Now to answer your specific questions: in most cases, if you define separate partitions you can configure the new OS to use mountpoints for its files. Using your example, you could most likely config your new OS to share partitions you already defined. I think for /usr and /var it's a very bad idea to try to share, because different linux setups will not use these partitions in exactly the same way. Instead, you will create a huge mess for yourself. Even /opt is not such a great idea for sharing unless you are using the same distro more than once, because they may need different binaries. Now I feel deja vu like I typed all this before but maybe not......
The better reason to define separate partitions (in my newbie opinion) is so that your data can survive a reinstallation of linux. After playing around for a few weeks, I'm starting to realize that in the linux world you can pretty much do everything without ever "reinstalling" from scratch. I have blown up a lot of modules and screwed up libraries and I always got them back from the distro discs by starting another linux on the same hardware and updating the partitions I needed to fix. It's not like winbloze; you can't fix that from inside, you have to reinstall it if it doesn't work. But with linux you can fix it from another linux. I have a separate /home and so I can use it when I want to blast everything on my system except the user data. I recently lost my x-window environment (still not sure why) but when I reloaded all the X-stuff, everything was magically working again including all of the users' settings were preserved! I didn't have to recustomize anything.

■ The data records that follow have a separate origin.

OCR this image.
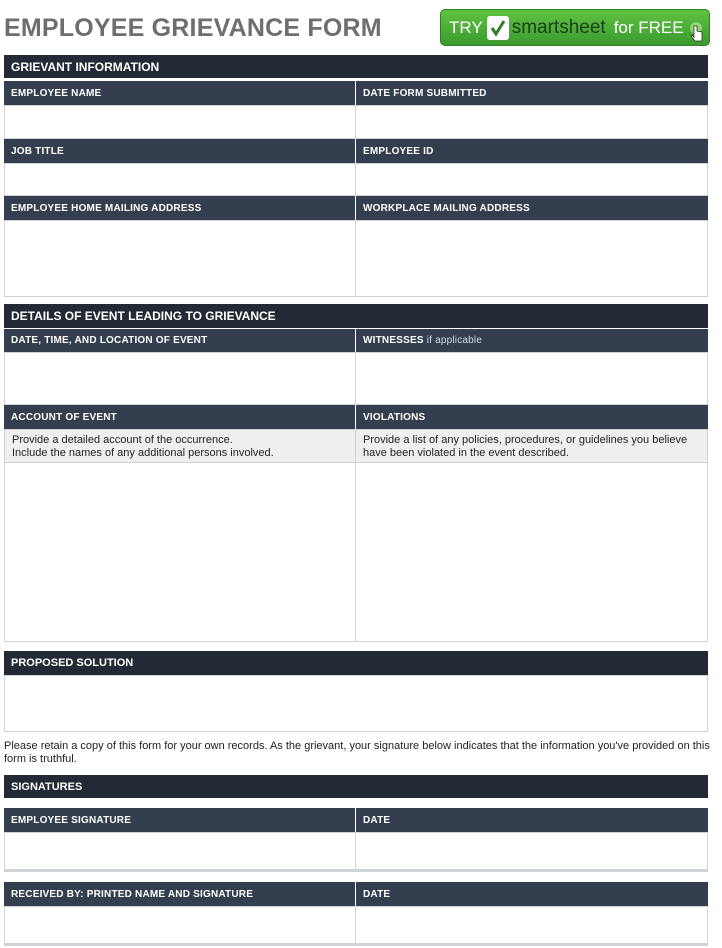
EMPLOYEE GRIEVANCE FORM	TRY smartsheet for FREE
GRIEVANT INFORMATION
EMPLOYEE NAME	DATE FORM SUBMITTED
JOB TITLE	EMPLOYEE ID
EMPLOYEE HOME MAILING ADDRESS	WORKPLACE MAILING ADDRESS
DETAILS OF EVENT LEADING TO GRIEVANCE
DATE, TIME, AND LOCATION OF EVENT	WITNESSES if applicable
ACCOUNT OF EVENT	VIOLATIONS
Provide a detailed account of the occurrence.
Include the names of any additional persons involved.
Provide a list of any policies, procedures, or guidelines you believe
have been violated in the event described.
PROPOSED SOLUTION
Please retain a copy of this form for your own records. As the grievant, your signature below indicates that the information you've provided on this form is truthful.
SIGNATURES
EMPLOYEE SIGNATURE	DATE
RECEIVED BY: PRINTED NAME AND SIGNATURE	DATE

> also is the same case for /boot parition, i read in one article on multiple OS
> u need to create /boot partiton for every OS
You can create a /boot for every OS, this is what I do, but I am no expert. You can also create one /boot and share it across all OSs. I think it will take you a little more work and is not worth it unless you have many OSs, very small HD, or are very big kernel experimenter. Let /boot be mounted as part of your root structure and it will be space-managed properly (that is, dynamically). I multi-boot 4 OSs on one PC and I have three /boots, one for each linux. There is a guy on here named Saikee who boots 100 OS on one PC!!! so you can ask him about /boot. That is a guy who can probably benefit from a separate /boot partition because it makes configuring the boot loader a little easier. If you have unique /boot by image then you have to have all the partitions mounted to config lilo, for example.
> if u install OS on first partition on hardidisk and u make the partition
> bootable with fdisk u still need to create /boot on seperate partition
These are two separate issues. First of all, linux doesn't care if the partition is marked bootable. None of my linux partitions are bootable, but lilo boots them all anyway. /boot is not for the boot loader, it is where you keep the kernels. You could save your kernels in /var and boot from there if you wanted to. It's just a standard directory where kernels and maps are kept.

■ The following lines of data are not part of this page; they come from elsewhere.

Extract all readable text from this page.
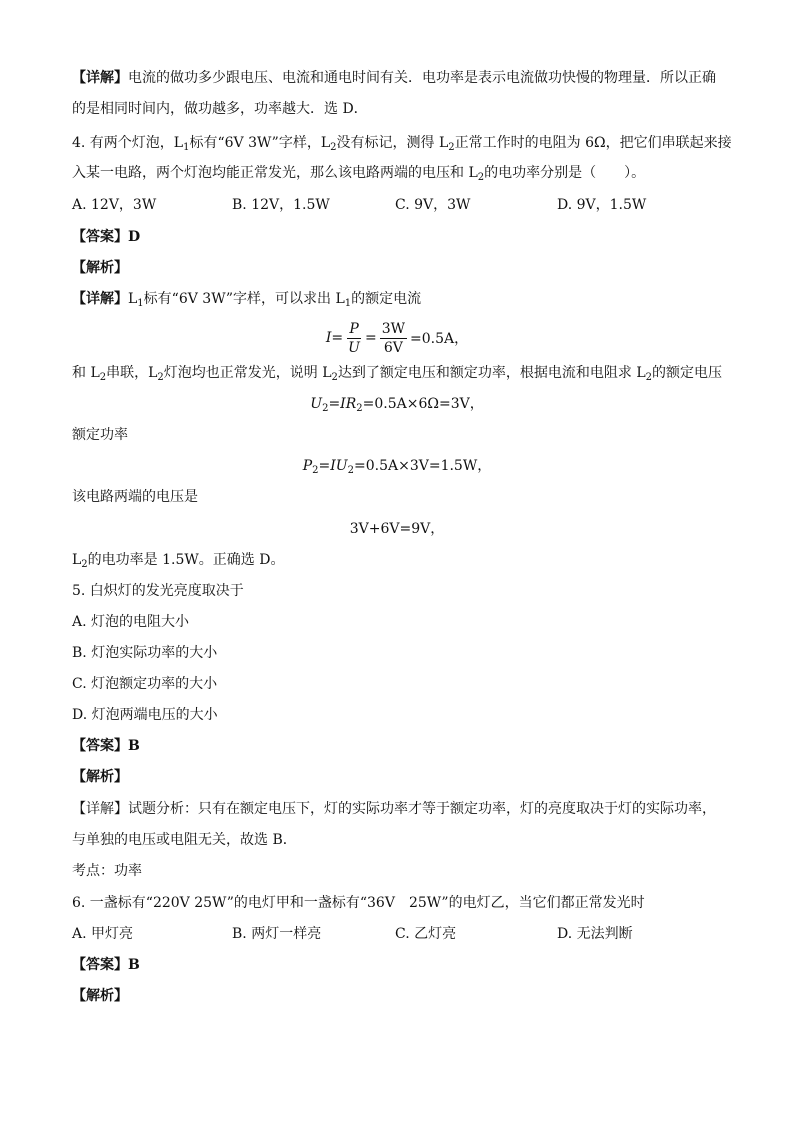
【详解】电流的做功多少跟电压、电流和通电时间有关．电功率是表示电流做功快慢的物理量．所以正确
的是相同时间内，做功越多，功率越大．选 D．
4. 有两个灯泡，$L_1$标有“6V 3W”字样，$L_2$没有标记，测得 $L_2$正常工作时的电阻为 6Ω，把它们串联起来接
入某一电路，两个灯泡均能正常发光，那么该电路两端的电压和 $L_2$的电功率分别是（　　）。
A. 12V，3W	B. 12V，1.5W	C. 9V，3W	D. 9V，1.5W
【答案】D
【解析】
【详解】$L_1$标有“6V 3W”字样，可以求出 $L_1$的额定电流
$I= \frac{P}{U} = \frac{3W}{6V} =0.5A$，
和 $L_2$串联，$L_2$灯泡均也正常发光，说明 $L_2$达到了额定电压和额定功率，根据电流和电阻求 $L_2$的额定电压
$U_2=IR_2=0.5A\times 6\Omega=3V$，
额定功率
$P_2=IU_2=0.5A\times 3V=1.5W$，
该电路两端的电压是
3V+6V=9V，
$L_2$的电功率是 1.5W。正确选 D。
5. 白炽灯的发光亮度取决于
A. 灯泡的电阻大小
B. 灯泡实际功率的大小
C. 灯泡额定功率的大小
D. 灯泡两端电压的大小
【答案】B
【解析】
【详解】试题分析：只有在额定电压下，灯的实际功率才等于额定功率，灯的亮度取决于灯的实际功率，
与单独的电压或电阻无关，故选 B．
考点：功率
6. 一盏标有“220V 25W”的电灯甲和一盏标有“36V　25W”的电灯乙，当它们都正常发光时
A. 甲灯亮	B. 两灯一样亮	C. 乙灯亮	D. 无法判断
【答案】B
【解析】
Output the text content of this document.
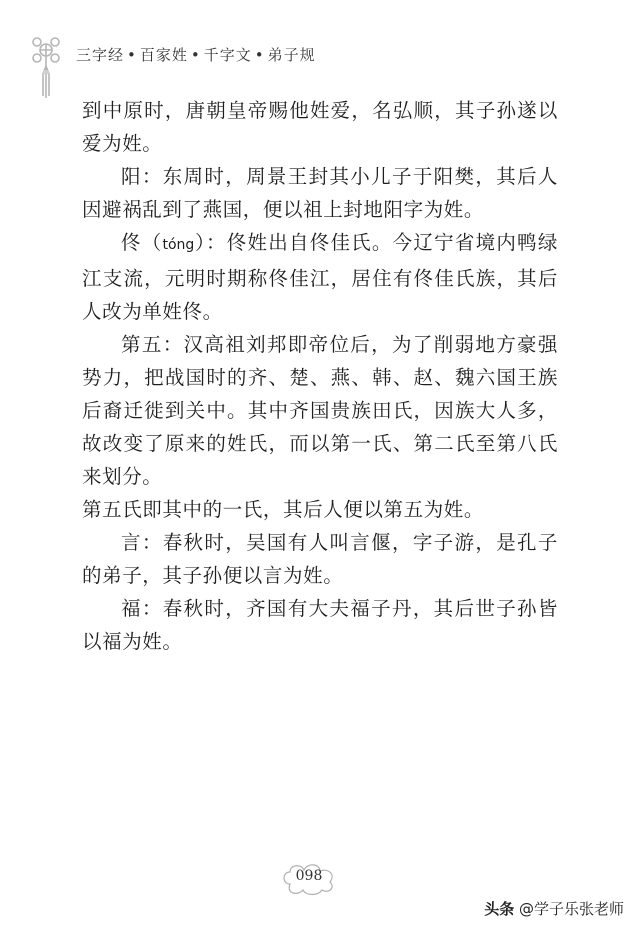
三字经 • 百家姓 • 千字文 • 弟子规

到中原时，唐朝皇帝赐他姓爱，名弘顺，其子孙遂以爱为姓。

阳：东周时，周景王封其小儿子于阳樊，其后人因避祸乱到了燕国，便以祖上封地阳字为姓。

佟（tóng）：佟姓出自佟佳氏。今辽宁省境内鸭绿江支流，元明时期称佟佳江，居住有佟佳氏族，其后人改为单姓佟。

第五：汉高祖刘邦即帝位后，为了削弱地方豪强势力，把战国时的齐、楚、燕、韩、赵、魏六国王族后裔迁徙到关中。其中齐国贵族田氏，因族大人多，故改变了原来的姓氏，而以第一氏、第二氏至第八氏来划分。

第五氏即其中的一氏，其后人便以第五为姓。

言：春秋时，吴国有人叫言偃，字子游，是孔子的弟子，其子孙便以言为姓。

福：春秋时，齐国有大夫福子丹，其后世子孙皆以福为姓。

098
头条 @学子乐张老师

> for eg when u install fedora 4 thru disk druid it will give u different mount
> points to create / and /boot partition but when u install slackware 10.1 it
> doesnt
I don't know about 10.1 but on 10.2 you definitely have the option to specify all the mount points you want.
> I mean if u dont give boot partition and if install OS will it still create
> boot partiton automatically or u r suppose to create boot partiton from fdisk
You are asking a question about the installer, not the OS, and the answer is "it depends." I can't answer you except to say in general, don't worry abou creating a separate boot partition.
> really need to know the answers iam trying to setup multiple OS so i need to
> know before i proceed
I was trying to find out all I could before I started, and I still typed one wrong letter and wiped my partition table.
The best advice is to write down your partitioning table and plans and keep it nearby while you are installing. Look at it often and don't rush.
> also i guess i have to add entries in menu.lst from main partition to add
> entries for the boot menu for other Os
I don't know what this means.
> Iam not a advance use just a beginner
Even a beginner can accomplish a lot. If not, there would be no advanced users.